A face looking down.

“You all right?”

“Shit,” I said.

They helped me out. Nearly fell over.

“You had some wind shear,” Gilmore told me. We started walking over to the buildings.

“You’re a bloody liar.”

“They were trying to tell you.” He linked his arm in mine and I shook it off. “Didn’t you hear them?”

“I suppose so. I was busy, that’s all.”

“You guys wanna hop on?” someone called out.
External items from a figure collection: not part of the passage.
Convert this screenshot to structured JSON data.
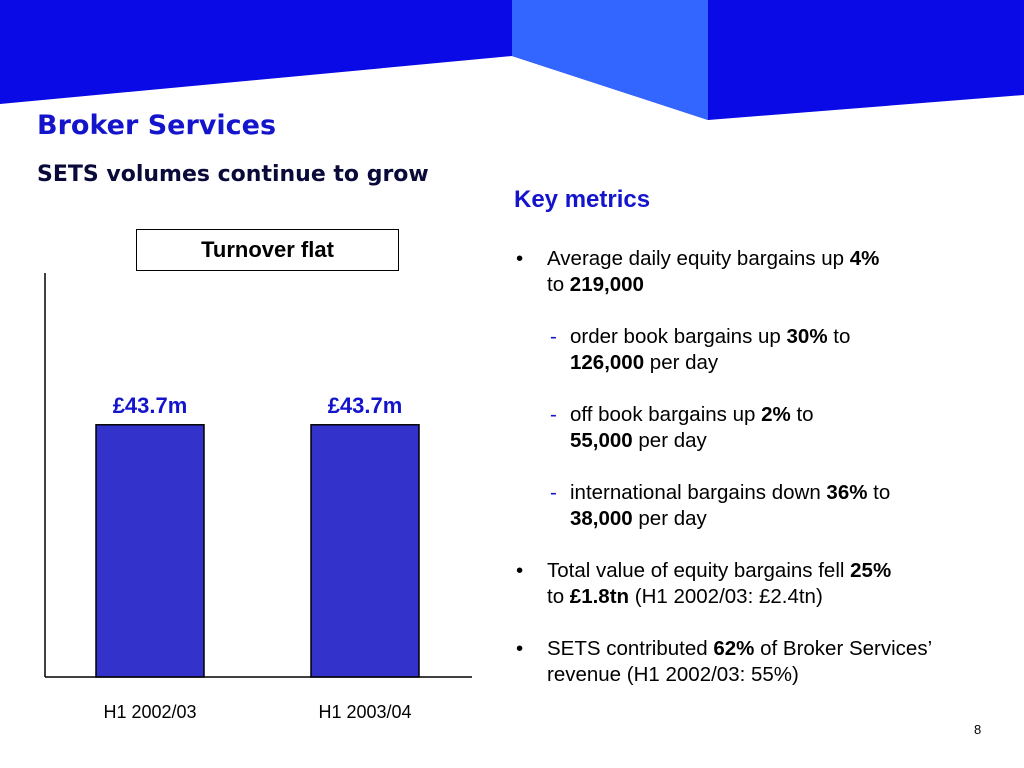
{
  "colors": {
    "banner_dark": "#0a0ae6",
    "banner_light": "#3366ff",
    "bar": "#3333cc",
    "title": "#1414cc"
  },
  "header": {
    "title": "Broker Services",
    "subtitle": "SETS volumes continue to grow"
  },
  "chart_data": {
    "type": "bar",
    "categories": [
      "H1 2002/03",
      "H1 2003/04"
    ],
    "values": [
      43.7,
      43.7
    ],
    "data_labels": [
      "£43.7m",
      "£43.7m"
    ],
    "annotation": "Turnover flat",
    "ylim": [
      0,
      70
    ],
    "grid": false
  },
  "metrics": {
    "heading": "Key metrics",
    "bullet_glyph": "•",
    "dash_glyph": "-",
    "b1": {
      "t1": "Average daily equity bargains up ",
      "v1": "4%",
      "t2": " to ",
      "v2": "219,000"
    },
    "s1": {
      "t1": "order book bargains up ",
      "v1": "30%",
      "t2": " to ",
      "v2": "126,000",
      "t3": " per day"
    },
    "s2": {
      "t1": "off book bargains up ",
      "v1": "2%",
      "t2": " to ",
      "v2": "55,000",
      "t3": " per day"
    },
    "s3": {
      "t1": "international bargains down ",
      "v1": "36%",
      "t2": " to ",
      "v2": "38,000",
      "t3": " per day"
    },
    "b2": {
      "t1": "Total value of equity bargains fell ",
      "v1": "25%",
      "t2": " to ",
      "v2": "£1.8tn",
      "t3": " (H1 2002/03: £2.4tn)"
    },
    "b3": {
      "t1": "SETS contributed ",
      "v1": "62%",
      "t2": " of Broker Services’ revenue (H1 2002/03: 55%)"
    }
  },
  "footer": {
    "page_number": "8"
  }
}
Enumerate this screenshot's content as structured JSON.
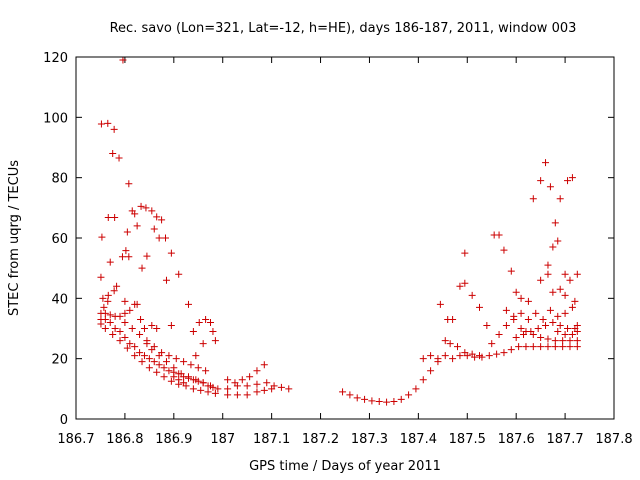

A jeep was alongside us, still rocking on its springs.

“I’ll walk,” I told Gilmore.

“We’re okay!” he called back and they shot off, leaving a lot of dust.

“It could’ve been a lot worse,” Gilmore said cheerfully.

“Oh, could it? I don’t know how anyone ever manages to drive those bloody things.”

“They’re not easy, are they? But that could have happened to anyone at all you know what wind shear means, as well as I do.” He stopped suddenly and pulled me round. “Before we get in there and start putting it all down on paper you ought to bear it in mind that I’m your instructor, and as far as you’re concerned that means Almighty God. I’m going to report wind shear as the cause of that accident and if you’ve got any other ideas I’d like to hear them now, not later.”

“You’re running this show,” I said and walked on again, making him catch up. “There wasn’t anything wrong with the controls, I don’t mind telling them that.”

“That’s all I need.”

“Not really. A pilot might help.”

“Jesus,” he said with a forced laugh, very annoyed, ‘you’ve been flying these kites for just three weeks! You think you can bring them down on a dinner plate?”

“Yes.”

“Oh,” he said, ‘you’re one of those.”

Later I went out and watched them haul the plane clear of the runway and start taking the wings off. There wasn’t a lot of damage but they were going to have to replace the undercarriage and make stress tests, alignment checks, so forth.

“Squadron-Leader Nesbitt?”

He looked down at me: I was sitting on the grass at the edge of the runway with my back to a numbered sign.

“Yes?”

“Joe says you have a ride into town tonight. Okay?”

“Okay.”

Joe was the Officer Commanding the USAF Base at Zaragoza. A ride into town meant a flight into Barcelona, a hundred and sixty miles east of here. One of the little things I’d learned since Ferris had sent me here was that Barcelona had not been the first available flight out of London. They could have put me on board a plane for Berlin or Paris or Rome about the same time or even earlier: there was a forty-five minute wait for the Iberian 149 and they’d shut me in the loo with a sack over my head because someone said the Yard had come out with an Identikit picture as a result of their interviews with the train passengers and it might look a lot like me.